# Peat's Long-term pH Buffering Qualities



## Trail_Mix (Nov 12, 2011)

Hey, so I know a lot you guys mix sphagnum peat moss, or peat granules and things like that into your soil for emersed plants. I do too, the idea being to lower the pH a little for Crypts and whatnot. However, I was wondering, if you change the water in your emersed set-up say... once a week or so, each time, the peat should have less and less buffering capabilities right? So eventually, aren't you going to have to add something to keep the soil/water at the same pH? And if this is the case, then why use peat in the first place? Maybe I'm wrong about this, I dunno. Just for the record, I don't have a lot of used aquasoil, so while I know that while it is often used and preferred even, it's just not a viable option for me, and I'm looking for a cheaper alternative. Plus I like to mix my own soils, and the pH issue is especially critical for my blackwater Crypts.

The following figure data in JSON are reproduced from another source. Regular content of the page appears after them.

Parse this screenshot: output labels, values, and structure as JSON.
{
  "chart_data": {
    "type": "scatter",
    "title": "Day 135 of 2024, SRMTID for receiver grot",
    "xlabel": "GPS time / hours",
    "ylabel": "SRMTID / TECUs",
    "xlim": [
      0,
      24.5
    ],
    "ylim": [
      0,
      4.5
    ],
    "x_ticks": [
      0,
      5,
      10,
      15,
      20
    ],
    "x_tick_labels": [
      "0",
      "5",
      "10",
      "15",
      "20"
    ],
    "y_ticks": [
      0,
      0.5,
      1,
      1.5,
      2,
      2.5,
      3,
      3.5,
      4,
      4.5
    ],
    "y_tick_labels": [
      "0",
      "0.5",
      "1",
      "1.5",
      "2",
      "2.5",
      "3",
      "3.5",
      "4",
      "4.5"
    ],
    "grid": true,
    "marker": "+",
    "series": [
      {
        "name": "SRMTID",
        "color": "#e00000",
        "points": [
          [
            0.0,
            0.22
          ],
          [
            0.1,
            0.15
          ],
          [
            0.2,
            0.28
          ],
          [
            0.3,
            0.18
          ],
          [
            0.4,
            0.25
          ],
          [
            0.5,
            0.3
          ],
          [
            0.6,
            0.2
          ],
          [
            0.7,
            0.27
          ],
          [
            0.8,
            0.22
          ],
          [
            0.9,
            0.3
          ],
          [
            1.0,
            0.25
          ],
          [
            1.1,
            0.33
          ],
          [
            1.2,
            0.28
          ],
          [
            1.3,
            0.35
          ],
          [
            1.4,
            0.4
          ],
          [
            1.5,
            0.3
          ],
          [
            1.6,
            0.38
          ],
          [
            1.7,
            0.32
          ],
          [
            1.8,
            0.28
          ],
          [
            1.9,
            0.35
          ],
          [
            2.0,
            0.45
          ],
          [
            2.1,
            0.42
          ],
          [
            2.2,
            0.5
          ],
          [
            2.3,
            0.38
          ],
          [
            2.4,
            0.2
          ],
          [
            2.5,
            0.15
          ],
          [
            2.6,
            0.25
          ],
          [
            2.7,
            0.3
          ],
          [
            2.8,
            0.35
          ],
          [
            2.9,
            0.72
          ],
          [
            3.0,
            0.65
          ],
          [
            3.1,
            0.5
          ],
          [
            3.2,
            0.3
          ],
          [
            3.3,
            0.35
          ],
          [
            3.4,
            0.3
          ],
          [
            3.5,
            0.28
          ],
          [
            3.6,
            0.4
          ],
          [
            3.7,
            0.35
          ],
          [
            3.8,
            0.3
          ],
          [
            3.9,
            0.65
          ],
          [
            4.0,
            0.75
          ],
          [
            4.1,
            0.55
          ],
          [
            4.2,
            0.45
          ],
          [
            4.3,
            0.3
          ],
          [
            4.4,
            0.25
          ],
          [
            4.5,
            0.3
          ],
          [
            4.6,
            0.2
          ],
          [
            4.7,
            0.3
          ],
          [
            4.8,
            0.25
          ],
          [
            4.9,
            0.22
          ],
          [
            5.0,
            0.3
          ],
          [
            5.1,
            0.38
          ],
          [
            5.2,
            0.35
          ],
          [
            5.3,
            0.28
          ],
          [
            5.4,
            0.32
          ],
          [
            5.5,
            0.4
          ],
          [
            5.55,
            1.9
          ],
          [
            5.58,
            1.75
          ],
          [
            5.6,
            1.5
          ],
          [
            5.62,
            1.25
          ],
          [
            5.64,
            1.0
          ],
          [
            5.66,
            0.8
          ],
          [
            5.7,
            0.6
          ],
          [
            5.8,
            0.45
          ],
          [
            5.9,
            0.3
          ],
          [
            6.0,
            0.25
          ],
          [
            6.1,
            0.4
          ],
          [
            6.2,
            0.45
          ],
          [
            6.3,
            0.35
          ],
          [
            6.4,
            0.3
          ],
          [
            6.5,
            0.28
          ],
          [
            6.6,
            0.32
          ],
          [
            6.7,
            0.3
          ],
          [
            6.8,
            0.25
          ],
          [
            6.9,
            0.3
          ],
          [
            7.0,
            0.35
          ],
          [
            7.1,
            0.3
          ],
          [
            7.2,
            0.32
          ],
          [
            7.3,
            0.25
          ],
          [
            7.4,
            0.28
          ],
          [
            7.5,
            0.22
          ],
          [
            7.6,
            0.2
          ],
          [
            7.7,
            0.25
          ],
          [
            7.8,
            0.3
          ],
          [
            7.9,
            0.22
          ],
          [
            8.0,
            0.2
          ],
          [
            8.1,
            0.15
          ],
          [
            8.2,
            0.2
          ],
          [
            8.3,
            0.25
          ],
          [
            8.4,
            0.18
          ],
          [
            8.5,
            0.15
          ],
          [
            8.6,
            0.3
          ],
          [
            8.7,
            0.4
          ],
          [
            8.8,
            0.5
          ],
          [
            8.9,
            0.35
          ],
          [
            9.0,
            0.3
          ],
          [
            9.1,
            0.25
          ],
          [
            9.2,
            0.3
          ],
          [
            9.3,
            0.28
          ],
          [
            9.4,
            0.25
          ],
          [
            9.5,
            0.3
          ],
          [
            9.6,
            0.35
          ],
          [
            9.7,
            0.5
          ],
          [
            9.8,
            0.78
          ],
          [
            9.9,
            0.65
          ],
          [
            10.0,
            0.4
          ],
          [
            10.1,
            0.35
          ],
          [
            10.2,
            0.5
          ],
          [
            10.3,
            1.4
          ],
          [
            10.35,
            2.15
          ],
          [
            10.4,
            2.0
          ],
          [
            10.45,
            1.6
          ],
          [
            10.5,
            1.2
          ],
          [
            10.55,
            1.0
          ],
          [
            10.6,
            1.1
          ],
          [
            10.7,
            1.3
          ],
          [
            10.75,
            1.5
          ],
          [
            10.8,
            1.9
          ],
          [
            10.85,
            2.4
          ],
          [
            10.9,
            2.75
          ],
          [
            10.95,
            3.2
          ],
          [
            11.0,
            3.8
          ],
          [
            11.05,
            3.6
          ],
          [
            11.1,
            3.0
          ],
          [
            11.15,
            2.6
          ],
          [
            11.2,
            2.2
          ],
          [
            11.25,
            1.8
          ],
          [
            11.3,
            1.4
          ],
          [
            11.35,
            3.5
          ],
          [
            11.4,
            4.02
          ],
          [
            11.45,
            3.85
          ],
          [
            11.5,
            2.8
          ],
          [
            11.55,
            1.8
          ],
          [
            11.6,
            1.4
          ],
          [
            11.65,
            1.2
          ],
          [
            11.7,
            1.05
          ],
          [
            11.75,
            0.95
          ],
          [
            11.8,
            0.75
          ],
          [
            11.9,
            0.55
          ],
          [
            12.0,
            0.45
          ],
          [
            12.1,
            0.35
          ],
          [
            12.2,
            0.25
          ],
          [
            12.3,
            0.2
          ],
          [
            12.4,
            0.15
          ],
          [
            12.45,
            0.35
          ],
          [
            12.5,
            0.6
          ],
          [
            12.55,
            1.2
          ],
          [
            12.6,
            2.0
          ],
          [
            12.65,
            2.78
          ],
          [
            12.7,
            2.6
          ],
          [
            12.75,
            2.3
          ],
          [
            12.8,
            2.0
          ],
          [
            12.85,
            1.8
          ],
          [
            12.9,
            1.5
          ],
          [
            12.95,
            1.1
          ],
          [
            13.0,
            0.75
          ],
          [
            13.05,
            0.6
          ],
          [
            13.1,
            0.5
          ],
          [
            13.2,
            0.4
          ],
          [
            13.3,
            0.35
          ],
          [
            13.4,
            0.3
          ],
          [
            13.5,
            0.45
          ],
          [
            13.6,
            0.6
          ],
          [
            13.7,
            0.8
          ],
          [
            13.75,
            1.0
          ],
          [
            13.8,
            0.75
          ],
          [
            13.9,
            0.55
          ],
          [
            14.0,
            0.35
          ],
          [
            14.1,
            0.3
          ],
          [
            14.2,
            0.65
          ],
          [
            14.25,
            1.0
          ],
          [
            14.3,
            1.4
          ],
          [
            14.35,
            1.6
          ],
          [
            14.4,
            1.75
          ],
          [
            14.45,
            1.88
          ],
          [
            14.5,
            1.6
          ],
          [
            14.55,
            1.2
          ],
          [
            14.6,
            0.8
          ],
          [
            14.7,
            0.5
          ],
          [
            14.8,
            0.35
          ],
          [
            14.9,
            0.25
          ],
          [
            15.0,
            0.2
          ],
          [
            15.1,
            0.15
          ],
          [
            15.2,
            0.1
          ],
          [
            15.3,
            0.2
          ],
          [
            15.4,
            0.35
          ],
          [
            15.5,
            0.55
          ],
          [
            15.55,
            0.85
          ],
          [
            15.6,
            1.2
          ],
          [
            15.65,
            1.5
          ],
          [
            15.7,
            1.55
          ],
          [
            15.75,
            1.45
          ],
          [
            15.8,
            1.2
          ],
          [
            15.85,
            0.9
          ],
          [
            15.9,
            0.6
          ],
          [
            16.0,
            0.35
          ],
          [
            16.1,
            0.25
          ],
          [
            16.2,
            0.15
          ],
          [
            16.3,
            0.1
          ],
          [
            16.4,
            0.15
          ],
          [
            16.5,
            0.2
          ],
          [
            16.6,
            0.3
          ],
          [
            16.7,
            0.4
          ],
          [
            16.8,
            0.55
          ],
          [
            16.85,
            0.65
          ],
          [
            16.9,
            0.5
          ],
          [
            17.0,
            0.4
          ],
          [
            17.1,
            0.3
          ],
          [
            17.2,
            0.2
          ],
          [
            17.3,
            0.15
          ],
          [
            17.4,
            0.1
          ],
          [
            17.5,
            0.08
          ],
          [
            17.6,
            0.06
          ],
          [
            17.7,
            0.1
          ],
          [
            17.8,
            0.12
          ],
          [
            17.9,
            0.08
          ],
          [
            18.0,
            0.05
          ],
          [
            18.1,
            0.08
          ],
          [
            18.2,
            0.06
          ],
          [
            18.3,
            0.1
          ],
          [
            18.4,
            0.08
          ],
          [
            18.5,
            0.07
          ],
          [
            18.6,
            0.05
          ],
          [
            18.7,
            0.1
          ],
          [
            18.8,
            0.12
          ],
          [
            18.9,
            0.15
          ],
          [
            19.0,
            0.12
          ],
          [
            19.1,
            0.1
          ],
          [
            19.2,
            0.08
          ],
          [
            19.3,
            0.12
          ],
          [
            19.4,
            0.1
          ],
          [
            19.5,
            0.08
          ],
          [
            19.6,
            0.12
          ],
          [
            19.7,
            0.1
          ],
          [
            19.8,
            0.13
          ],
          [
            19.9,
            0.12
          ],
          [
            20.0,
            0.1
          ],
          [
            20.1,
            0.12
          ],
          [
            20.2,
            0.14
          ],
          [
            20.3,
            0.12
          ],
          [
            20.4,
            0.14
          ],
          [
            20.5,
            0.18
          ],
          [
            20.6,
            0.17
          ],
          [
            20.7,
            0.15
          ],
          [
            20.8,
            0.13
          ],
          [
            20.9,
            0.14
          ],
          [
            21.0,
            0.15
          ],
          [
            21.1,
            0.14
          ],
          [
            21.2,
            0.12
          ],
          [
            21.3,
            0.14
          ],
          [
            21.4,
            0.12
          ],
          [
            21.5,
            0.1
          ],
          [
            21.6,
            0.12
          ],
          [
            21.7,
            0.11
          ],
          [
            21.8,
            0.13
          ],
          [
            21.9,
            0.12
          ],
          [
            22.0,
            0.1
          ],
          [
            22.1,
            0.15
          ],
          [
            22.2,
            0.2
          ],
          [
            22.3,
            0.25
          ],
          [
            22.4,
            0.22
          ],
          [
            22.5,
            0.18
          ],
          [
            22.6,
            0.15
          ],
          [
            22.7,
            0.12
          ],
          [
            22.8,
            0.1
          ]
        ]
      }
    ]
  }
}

It's currently hard for me to test the water in my emersed set-ups, since it tends not to be completely clear, so I can't really use the standard API test kits, and everyone tells me that the pH strips are inaccurate and can be off by as much as 1 unit which unnerves me because pH is measured on a logarithmic scale... I'm basically concerned about massive Crypt-melt and wondering what the best way to constantly maintain a steady pH is. Thoughts?


----------